Configure Kipoi in .kipoi/config.yaml
You can add your own (private) model sources. See docs/using/03_Model_sources/.
Contributing models
See docs/contributing getting started and docs/tutorials/contributing/models for more information.
Plugins
Kipoi supports plug-ins which are published as additional python packages. Currently available plug-in is:
kipoi_interpret
Model interpretation plugin for Kipoi. Allows to use feature importance scores like in-silico mutagenesis (ISM), saliency maps or DeepLift with a wide range of Kipoi models. example notebook
pip install kipoi_interpret
Variant effect prediction with a subset of Kipoi models
Variant effect prediction allows to annotate a vcf file using model predictions for the reference and alternative alleles. The output is written to a new tsv file. For more information see https://github.com/kipoi/kipoi-veff2.
Documentation
Tutorials
- https://github.com/kipoi/examples - Use-case oriented tutorials
- notebooks
Citing Kipoi
If you use Kipoi for your research, please cite the publication of the model you are using (see model's cite_as
entry) and the paper describing Kipoi: https://doi.org/10.1038/s41587-019-0140-0.
@article{kipoi,
title={The Kipoi repository accelerates community exchange and reuse of predictive models for genomics},
author={Avsec, Ziga and Kreuzhuber, Roman and Israeli, Johnny and Xu, Nancy and Cheng, Jun and Shrikumar, Avanti and Banerjee, Abhimanyu and Kim, Daniel S and Beier, Thorsten and Urban, Lara and others},
journal={Nature biotechnology},
pages={1},
year={2019},
publisher={Nature Publishing Group}
}
Development
If you want to help with the development of Kipoi, you are more than welcome to join in!

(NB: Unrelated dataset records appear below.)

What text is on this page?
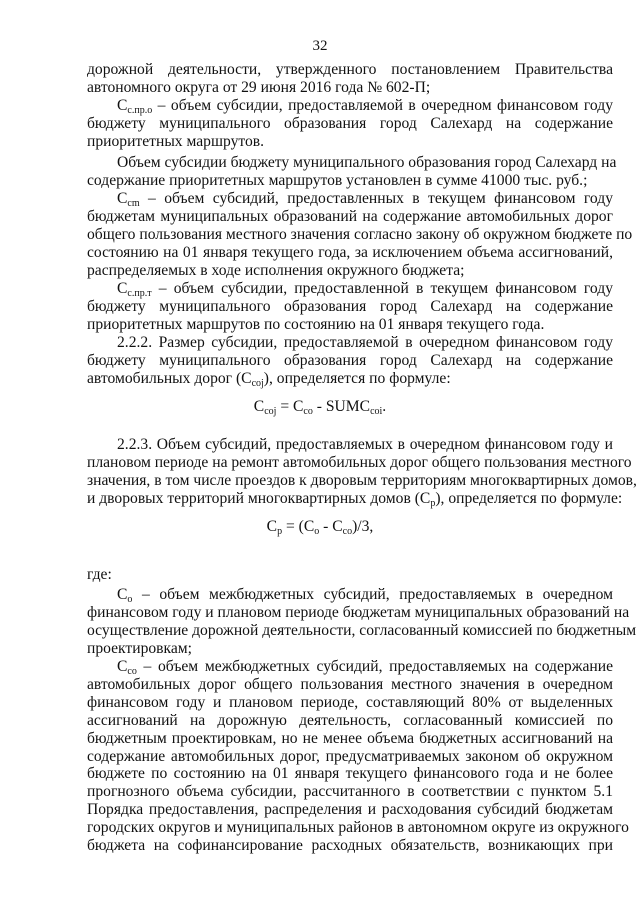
32
дорожной деятельности, утвержденного постановлением Правительства
автономного округа от 29 июня 2016 года № 602-П;
$С_{с.пр.о}$ – объем субсидии, предоставляемой в очередном финансовом году
бюджету муниципального образования город Салехард на содержание
приоритетных маршрутов.
Объем субсидии бюджету муниципального образования город Салехард на
содержание приоритетных маршрутов установлен в сумме 41000 тыс. руб.;
$С_{сm}$ – объем субсидий, предоставленных в текущем финансовом году
бюджетам муниципальных образований на содержание автомобильных дорог
общего пользования местного значения согласно закону об окружном бюджете по
состоянию на 01 января текущего года, за исключением объема ассигнований,
распределяемых в ходе исполнения окружного бюджета;
$С_{с.пр.т}$ – объем субсидии, предоставленной в текущем финансовом году
бюджету муниципального образования город Салехард на содержание
приоритетных маршрутов по состоянию на 01 января текущего года.
2.2.2. Размер субсидии, предоставляемой в очередном финансовом году
бюджету муниципального образования город Салехард на содержание
автомобильных дорог $(С_{соj})$, определяется по формуле:
$С_{соj} = С_{со}$ - $SUMС_{соi}$.
2.2.3. Объем субсидий, предоставляемых в очередном финансовом году и
плановом периоде на ремонт автомобильных дорог общего пользования местного
значения, в том числе проездов к дворовым территориям многоквартирных домов,
и дворовых территорий многоквартирных домов $(С_р)$, определяется по формуле:
$С_р = (С_о - С_{со})/3$,
где:
$С_о$ – объем межбюджетных субсидий, предоставляемых в очередном
финансовом году и плановом периоде бюджетам муниципальных образований на
осуществление дорожной деятельности, согласованный комиссией по бюджетным
проектировкам;
$С_{со}$ – объем межбюджетных субсидий, предоставляемых на содержание
автомобильных дорог общего пользования местного значения в очередном
финансовом году и плановом периоде, составляющий 80% от выделенных
ассигнований на дорожную деятельность, согласованный комиссией по
бюджетным проектировкам, но не менее объема бюджетных ассигнований на
содержание автомобильных дорог, предусматриваемых законом об окружном
бюджете по состоянию на 01 января текущего финансового года и не более
прогнозного объема субсидии, рассчитанного в соответствии с пунктом 5.1
Порядка предоставления, распределения и расходования субсидий бюджетам
городских округов и муниципальных районов в автономном округе из окружного
бюджета на софинансирование расходных обязательств, возникающих при
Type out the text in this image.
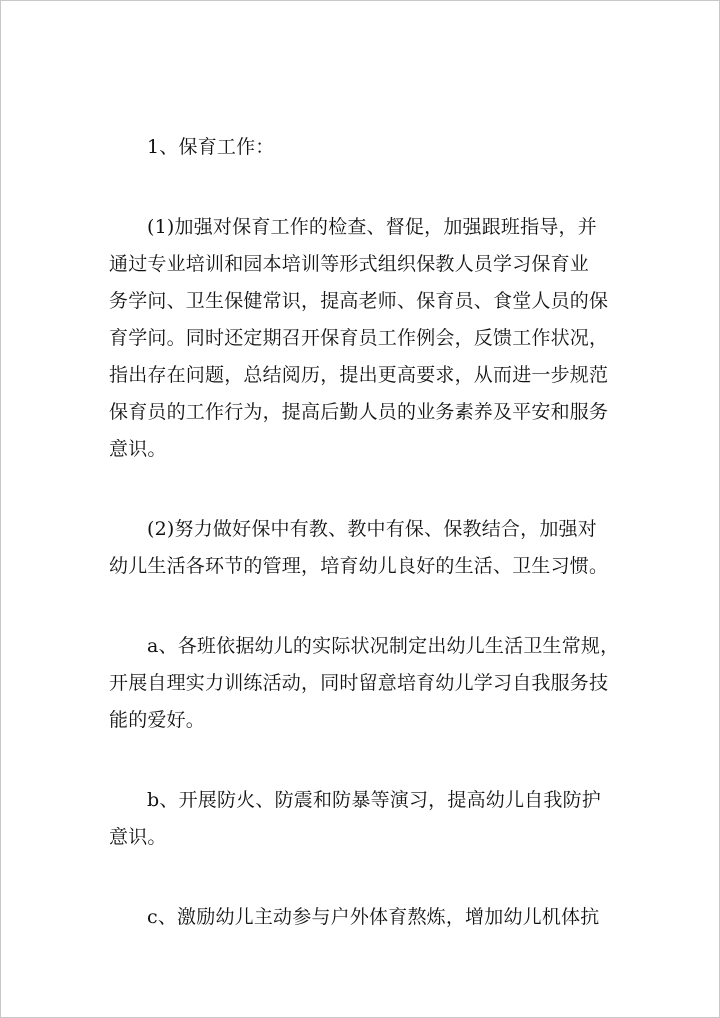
1、保育工作：

(1)加强对保育工作的检查、督促，加强跟班指导，并
通过专业培训和园本培训等形式组织保教人员学习保育业
务学问、卫生保健常识，提高老师、保育员、食堂人员的保
育学问。同时还定期召开保育员工作例会，反馈工作状况，
指出存在问题，总结阅历，提出更高要求，从而进一步规范
保育员的工作行为，提高后勤人员的业务素养及平安和服务
意识。

(2)努力做好保中有教、教中有保、保教结合，加强对
幼儿生活各环节的管理，培育幼儿良好的生活、卫生习惯。

a、各班依据幼儿的实际状况制定出幼儿生活卫生常规，
开展自理实力训练活动，同时留意培育幼儿学习自我服务技
能的爱好。

b、开展防火、防震和防暴等演习，提高幼儿自我防护
意识。

c、激励幼儿主动参与户外体育熬炼，增加幼儿机体抗
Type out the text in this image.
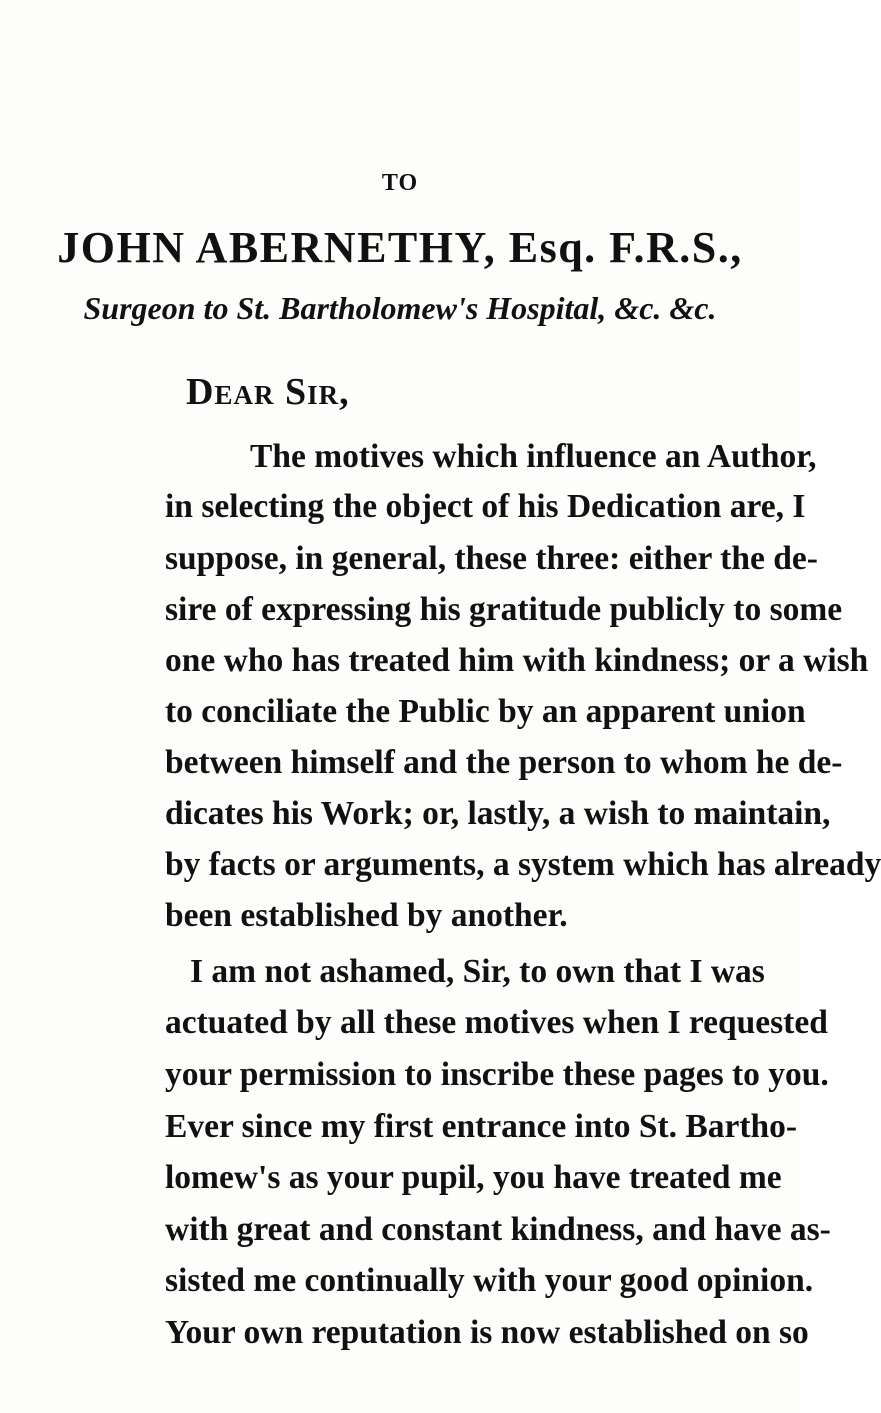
TO
JOHN ABERNETHY, Esq. F.R.S.,
Surgeon to St. Bartholomew's Hospital, &c. &c.
Dear Sir,
The motives which influence an Author,
in selecting the object of his Dedication are, I
suppose, in general, these three: either the de-
sire of expressing his gratitude publicly to some
one who has treated him with kindness; or a wish
to conciliate the Public by an apparent union
between himself and the person to whom he de-
dicates his Work; or, lastly, a wish to maintain,
by facts or arguments, a system which has already
been established by another.
I am not ashamed, Sir, to own that I was
actuated by all these motives when I requested
your permission to inscribe these pages to you.
Ever since my first entrance into St. Bartho-
lomew's as your pupil, you have treated me
with great and constant kindness, and have as-
sisted me continually with your good opinion.
Your own reputation is now established on so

For the local setup for development, you should install all required dependencies using one of the provided dev-requirements(-py<36|37>).yml files
For systems using python 3.6/3.7:
conda env create -f dev-requirements-py36.yml --experimental-solver=libmamba
or
conda env create -f dev-requirements-py37.yml --experimental-solver=libmamba
conda activate kipoi-dev
pip install -e .
git lfs install
For systems using python >=3.8<=3.10:
conda create --name kipoi-dev python=3.8 (or 3.9, 3.10)
conda activate kipoi-dev
conda env update --name kipoi-dev --file dev-requirements.yml --experimental-solver=libmamba
pip install -e .
conda install -c bioconda cyvcf2 pybigwig
git lfs install
A note about cyvcf2 and pybigwig
For python >= 3.10, cyvcf2 and pybigwig are not available in conda yet. Install them from source like here and here instead. I will recommend against installing them using pip as it may lead to unexpected inconsistencies.
You can test the package by running py.test
.
If you wish to run tests in parallel, run py.test -n 6
.
License
Kipoi is MIT-style licensed, as found in the LICENSE file.